Fast-forward to the other week, sitting in a room full of somewhat-strangers at a party, many of which who were anywhere from 10-25 years my senior. Now, despite my ability to boisterously teach dance to large numbers of people, perform "half-naked" in public, or to give spiritual advice to strangers, I am very much an introvert. I tend to listen and observe long before joining in. And watch the inadvertent "sizing up" that happens prior to my opening my mouth.
Genetics have been very kind to me in some ways, if the large number of people who have asked me what school I go to, or who carded me in the last year is any sort of indicator. Combined with the creative way I adorn myself, most people who just experience me visually assume I'm still in my early 20's. And so I tend to get labeled and dismissed as "young, skinny, pretty/weird, goth girl" - which means with some older crowds, an automatic discount that I could possibly offer anything insightful or full of experience to a conversation. Despite the reality that I'm well on my way to my 40's, have traveled the world, experienced more of it than most people twice my age, and am a pretty knowledgeable geek on a variety of subjects.
Being dismissed for how I look is certainly not the worst problem anyone can have for sure, but that, and being a professional artist by trade, it makes me think about visual implications.
And it brings to mind a lot of the heated interactions I have seen online in the last couple of years. Especially the ones where the initial thought is a discussion about bringing about social justice, gender equality, minority awareness, positive body/health issues, etc. It goes like this: someone brings in an intelligently worded counter-response to whatever is posted, and the result is something along the lines: "You are ____! You have no right to say anything in this discussion!" (Especially if that someone is a "white", "straight" cis-male. Why does that make it OK? How does denying this person their right to add respectful input solve the injustice? Who are we to say that someone else can/can't speak?)
My response is, what year is this? At what point does wanting equality for all, actually MEAN equality for ALL?

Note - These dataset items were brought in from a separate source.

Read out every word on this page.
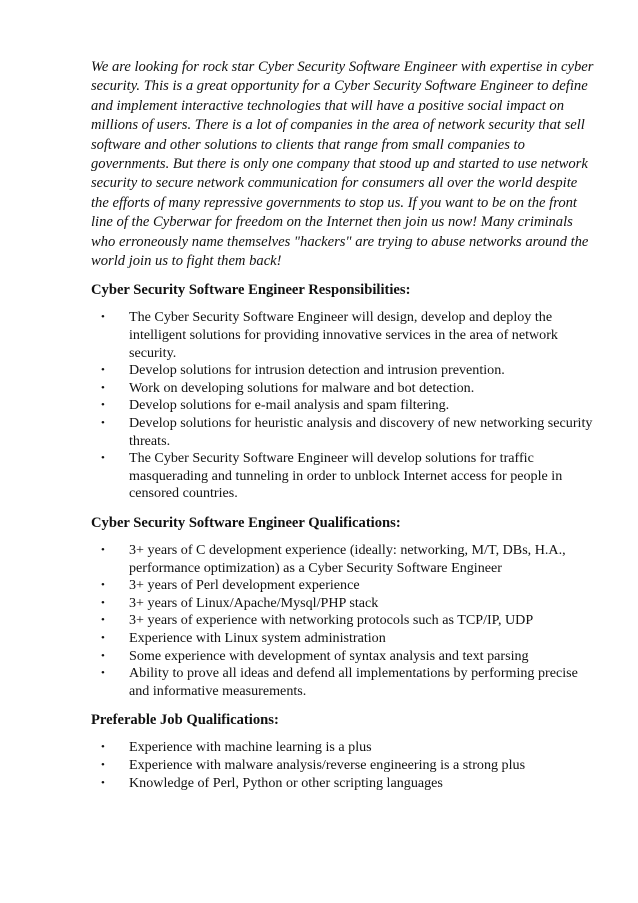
We are looking for rock star Cyber Security Software Engineer with expertise in cyber security. This is a great opportunity for a Cyber Security Software Engineer to define and implement interactive technologies that will have a positive social impact on millions of users. There is a lot of companies in the area of network security that sell software and other solutions to clients that range from small companies to governments. But there is only one company that stood up and started to use network security to secure network communication for consumers all over the world despite the efforts of many repressive governments to stop us. If you want to be on the front line of the Cyberwar for freedom on the Internet then join us now! Many criminals who erroneously name themselves "hackers" are trying to abuse networks around the world join us to fight them back!

Cyber Security Software Engineer Responsibilities:
• The Cyber Security Software Engineer will design, develop and deploy the intelligent solutions for providing innovative services in the area of network security.
• Develop solutions for intrusion detection and intrusion prevention.
• Work on developing solutions for malware and bot detection.
• Develop solutions for e-mail analysis and spam filtering.
• Develop solutions for heuristic analysis and discovery of new networking security threats.
• The Cyber Security Software Engineer will develop solutions for traffic masquerading and tunneling in order to unblock Internet access for people in censored countries.
Cyber Security Software Engineer Qualifications:
• 3+ years of C development experience (ideally: networking, M/T, DBs, H.A., performance optimization) as a Cyber Security Software Engineer
• 3+ years of Perl development experience
• 3+ years of Linux/Apache/Mysql/PHP stack
• 3+ years of experience with networking protocols such as TCP/IP, UDP
• Experience with Linux system administration
• Some experience with development of syntax analysis and text parsing
• Ability to prove all ideas and defend all implementations by performing precise and informative measurements.
Preferable Job Qualifications:
• Experience with machine learning is a plus
• Experience with malware analysis/reverse engineering is a strong plus
• Knowledge of Perl, Python or other scripting languages
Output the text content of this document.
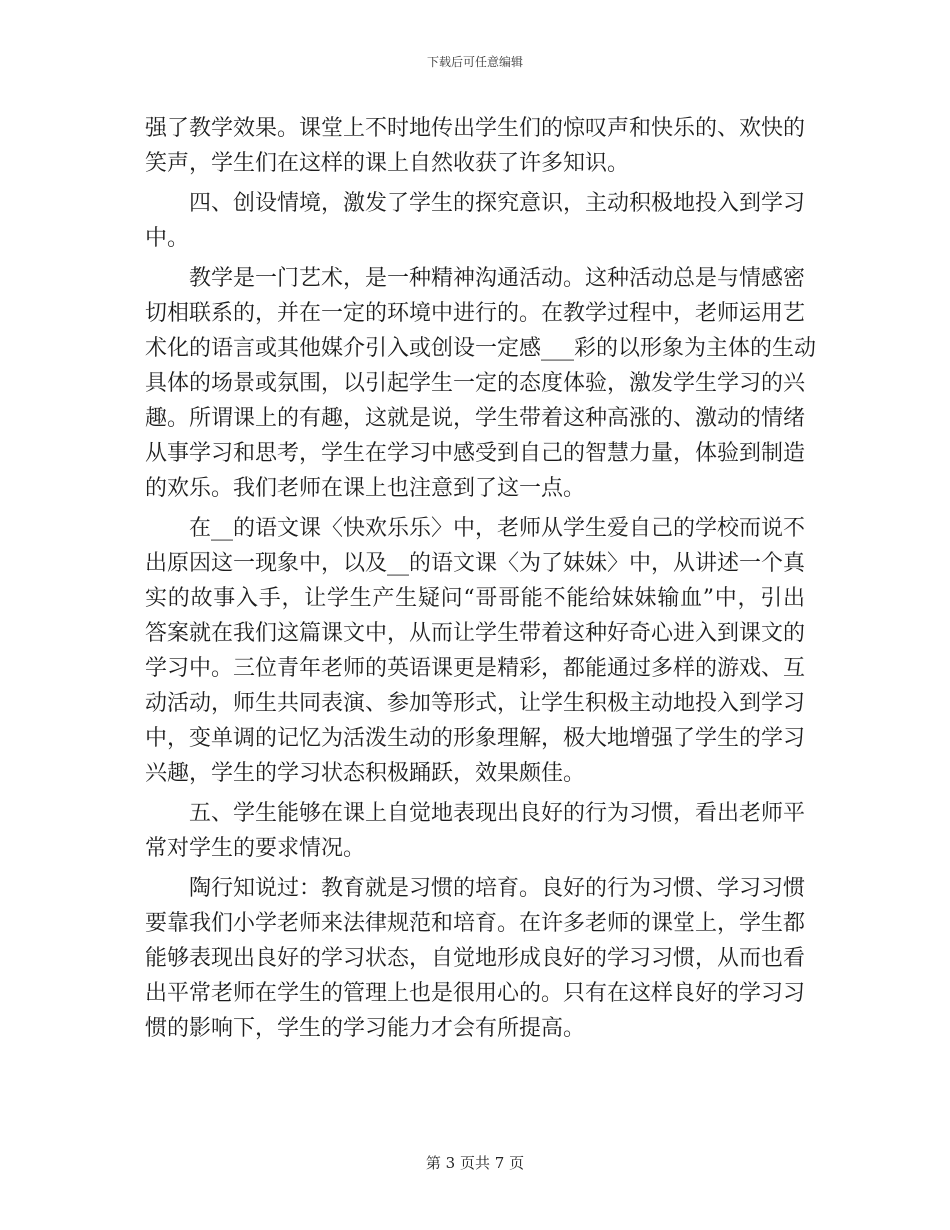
下载后可任意编辑
强了教学效果。课堂上不时地传出学生们的惊叹声和快乐的、欢快的
笑声，学生们在这样的课上自然收获了许多知识。
四、创设情境，激发了学生的探究意识，主动积极地投入到学习
中。
教学是一门艺术，是一种精神沟通活动。这种活动总是与情感密
切相联系的，并在一定的环境中进行的。在教学过程中，老师运用艺
术化的语言或其他媒介引入或创设一定感___彩的以形象为主体的生动
具体的场景或氛围，以引起学生一定的态度体验，激发学生学习的兴
趣。所谓课上的有趣，这就是说，学生带着这种高涨的、激动的情绪
从事学习和思考，学生在学习中感受到自己的智慧力量，体验到制造
的欢乐。我们老师在课上也注意到了这一点。
在__的语文课〈快欢乐乐〉中，老师从学生爱自己的学校而说不
出原因这一现象中，以及__的语文课〈为了妹妹〉中，从讲述一个真
实的故事入手，让学生产生疑问“哥哥能不能给妹妹输血”中，引出
答案就在我们这篇课文中，从而让学生带着这种好奇心进入到课文的
学习中。三位青年老师的英语课更是精彩，都能通过多样的游戏、互
动活动，师生共同表演、参加等形式，让学生积极主动地投入到学习
中，变单调的记忆为活泼生动的形象理解，极大地增强了学生的学习
兴趣，学生的学习状态积极踊跃，效果颇佳。
五、学生能够在课上自觉地表现出良好的行为习惯，看出老师平
常对学生的要求情况。
陶行知说过：教育就是习惯的培育。良好的行为习惯、学习习惯
要靠我们小学老师来法律规范和培育。在许多老师的课堂上，学生都
能够表现出良好的学习状态，自觉地形成良好的学习习惯，从而也看
出平常老师在学生的管理上也是很用心的。只有在这样良好的学习习
惯的影响下，学生的学习能力才会有所提高。
第 3 页共 7 页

History throughout this entire planet has shown that systematically, every group that has been the oppressor has also been the oppressed at some time. History is also that - history. A person of a particular ethnic group is not responsible for their ancestor who may have caused my ancestors tragedy and grief 100 or 1000 years ago. Likewise, the way a person looks doesn't mean they fit any sort of stereotype. What someone looks like speaks nothing of where they have come from, what they have experienced, or who they are.

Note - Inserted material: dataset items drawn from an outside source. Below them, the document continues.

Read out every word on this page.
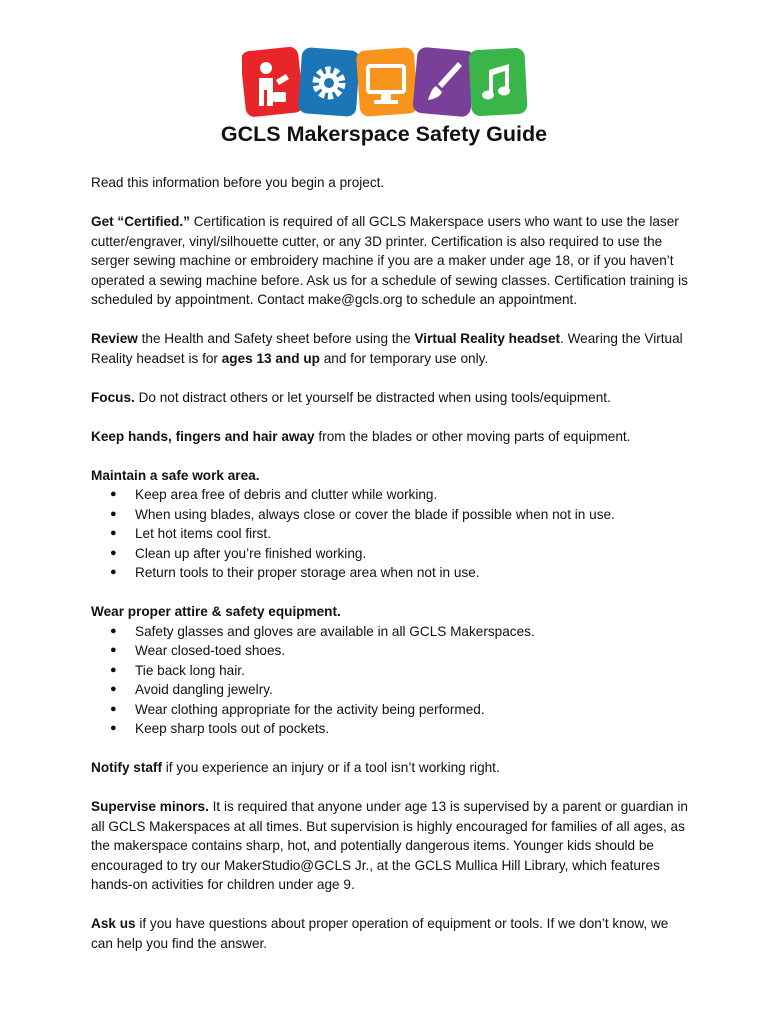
GCLS Makerspace Safety Guide

Read this information before you begin a project.

Get “Certified.” Certification is required of all GCLS Makerspace users who want to use the laser cutter/engraver, vinyl/silhouette cutter, or any 3D printer. Certification is also required to use the serger sewing machine or embroidery machine if you are a maker under age 18, or if you haven’t operated a sewing machine before. Ask us for a schedule of sewing classes. Certification training is scheduled by appointment. Contact make@gcls.org to schedule an appointment.

Review the Health and Safety sheet before using the Virtual Reality headset. Wearing the Virtual Reality headset is for ages 13 and up and for temporary use only.

Focus. Do not distract others or let yourself be distracted when using tools/equipment.

Keep hands, fingers and hair away from the blades or other moving parts of equipment.

Maintain a safe work area.

● Keep area free of debris and clutter while working.
● When using blades, always close or cover the blade if possible when not in use.
● Let hot items cool first.
● Clean up after you’re finished working.
● Return tools to their proper storage area when not in use.

Wear proper attire & safety equipment.

● Safety glasses and gloves are available in all GCLS Makerspaces.
● Wear closed-toed shoes.
● Tie back long hair.
● Avoid dangling jewelry.
● Wear clothing appropriate for the activity being performed.
● Keep sharp tools out of pockets.

Notify staff if you experience an injury or if a tool isn’t working right.

Supervise minors. It is required that anyone under age 13 is supervised by a parent or guardian in all GCLS Makerspaces at all times. But supervision is highly encouraged for families of all ages, as the makerspace contains sharp, hot, and potentially dangerous items. Younger kids should be encouraged to try our MakerStudio@GCLS Jr., at the GCLS Mullica Hill Library, which features hands-on activities for children under age 9.

Ask us if you have questions about proper operation of equipment or tools. If we don’t know, we can help you find the answer.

So if we want equality for all - and I really mean for ALL, regardless of age, gender, race, sexual orientation, we need to embrace what Internet presents us with: it is the great equalizer, it brings everyone to the table, for better or for worse. And that if you want people to understand where you are coming from, and what YOU have to say, then you also need to expand your brain to understand where others are coming from, before dismissing what they have to say. Because in order to truly bring equality, we need to focus on bringing balance and understanding. That's the beauty of the Internet - it can educate and help us share in ways never before available to humanity on such a large scale.

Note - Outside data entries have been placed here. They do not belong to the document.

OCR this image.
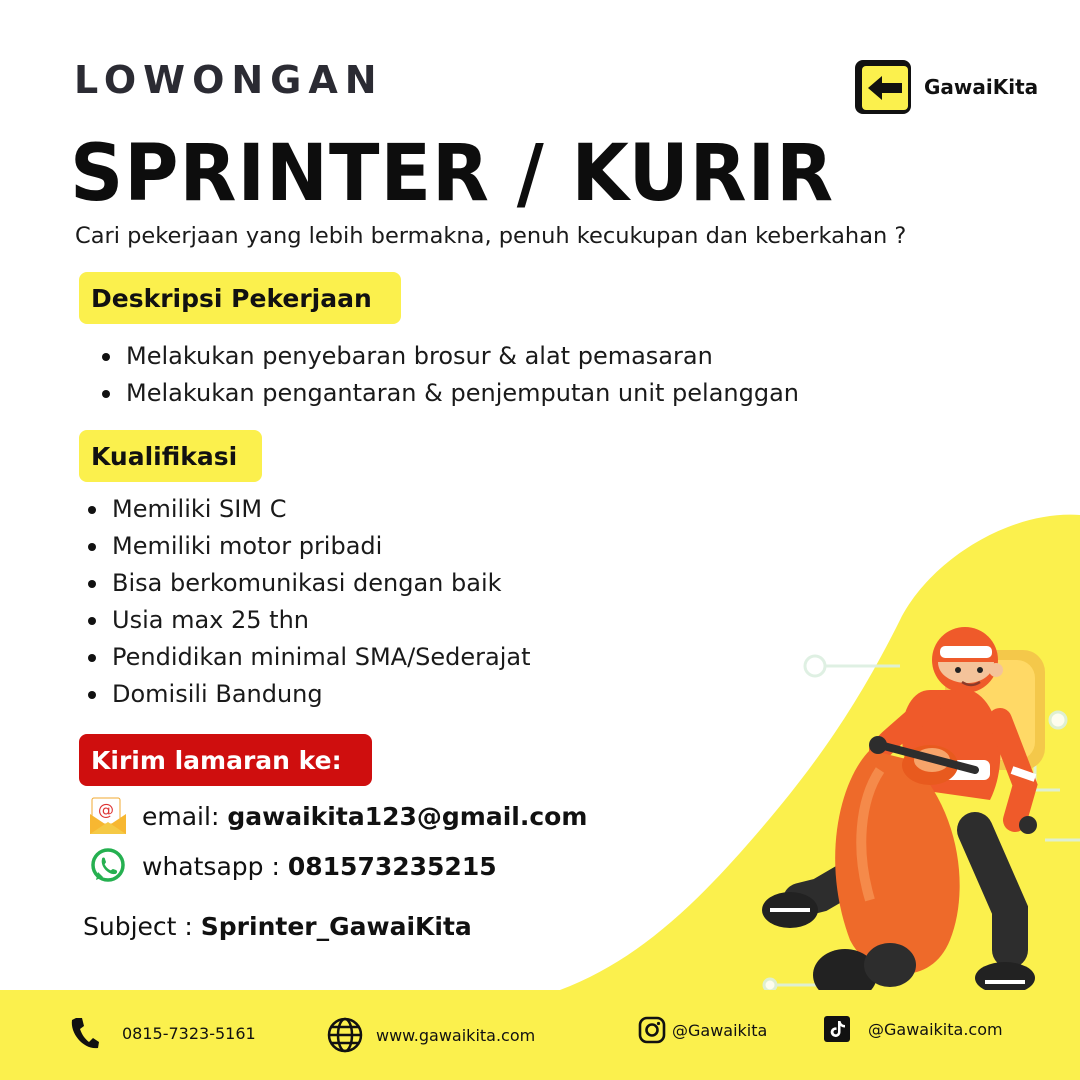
LOWONGAN
SPRINTER / KURIR
Cari pekerjaan yang lebih bermakna, penuh kecukupan dan keberkahan ?
GawaiKita
Deskripsi Pekerjaan
Melakukan penyebaran brosur & alat pemasaran
Melakukan pengantaran & penjemputan unit pelanggan
Kualifikasi
Memiliki SIM C
Memiliki motor pribadi
Bisa berkomunikasi dengan baik
Usia max 25 thn
Pendidikan minimal SMA/Sederajat
Domisili Bandung
Kirim lamaran ke:
@ email: gawaikita123@gmail.com
whatsapp : 081573235215
Subject : Sprinter_GawaiKita
0815-7323-5161	www.gawaikita.com	@Gawaikita	@Gawaikita.com
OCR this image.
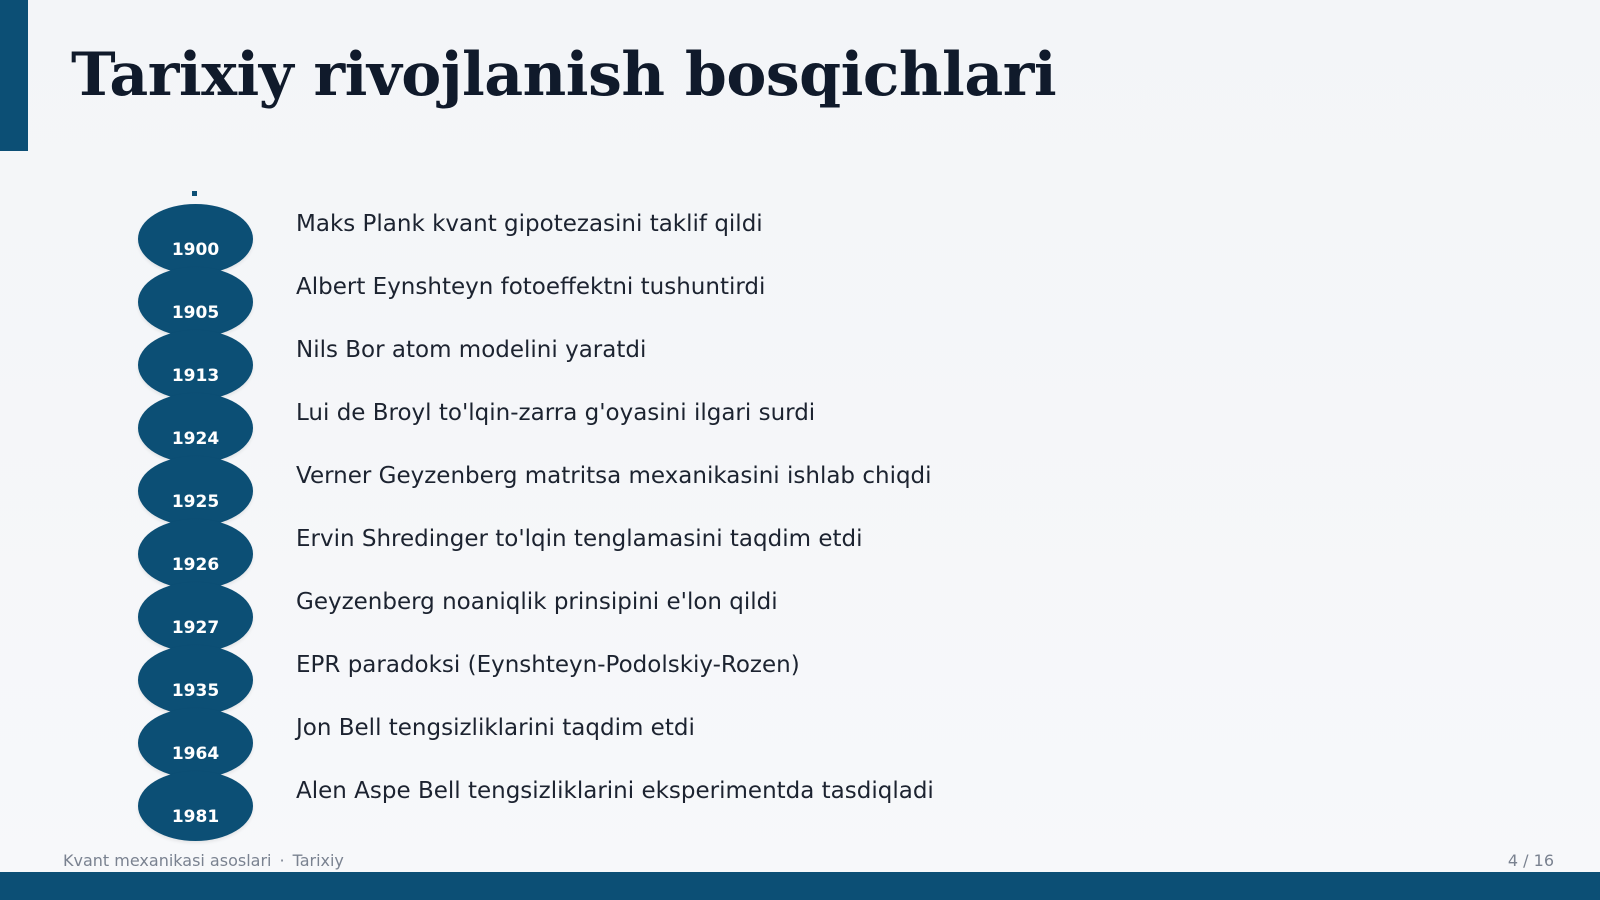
Tarixiy rivojlanish bosqichlari
1900
Maks Plank kvant gipotezasini taklif qildi
1905
Albert Eynshteyn fotoeffektni tushuntirdi
1913
Nils Bor atom modelini yaratdi
1924
Lui de Broyl to'lqin-zarra g'oyasini ilgari surdi
1925
Verner Geyzenberg matritsa mexanikasini ishlab chiqdi
1926
Ervin Shredinger to'lqin tenglamasini taqdim etdi
1927
Geyzenberg noaniqlik prinsipini e'lon qildi
1935
EPR paradoksi (Eynshteyn-Podolskiy-Rozen)
1964
Jon Bell tengsizliklarini taqdim etdi
1981
Alen Aspe Bell tengsizliklarini eksperimentda tasdiqladi
Kvant mexanikasi asoslari · Tarixiy	4 / 16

Now the awful part of it? In order to truly want equality for all, then we all have to shed labels. Yes, whatever words you perceive to define you, whatever makes you think that you're an authority who can tell other people that they're "doing it wrong", whatever you think makes you a special snowflake - you have to let go of it. (Yes, I understand this paragraph pretty much eats the meta, but roll with me here.) The other thing the Internet brings us is the ability to make us seem to be someone or something we're not - do we ever really know who's on the other side of the screen? Are they who their avatar or profile says they are? So if you're going to dismiss (or agree with) someone based on their apparent labels, then you are allowing others to do the same to you. Effectively defeating what you're fighting so hard for in the first place. There is a better way to do it. Unless you're afraid to abandon your own labels.
Don't assume - allow instead.
Don't react - receive instead.
Don't divide or defend - discourse instead.
Awareness comes through openness and positive effort, which opens the door for future change.
2014 is at our door right as I write this - why don't we ALL make the future now?
Let us all work to bring equality for real - not just a group, race, minority, majority, faith, gender - but for all of humanity. That's the only way it's going happen.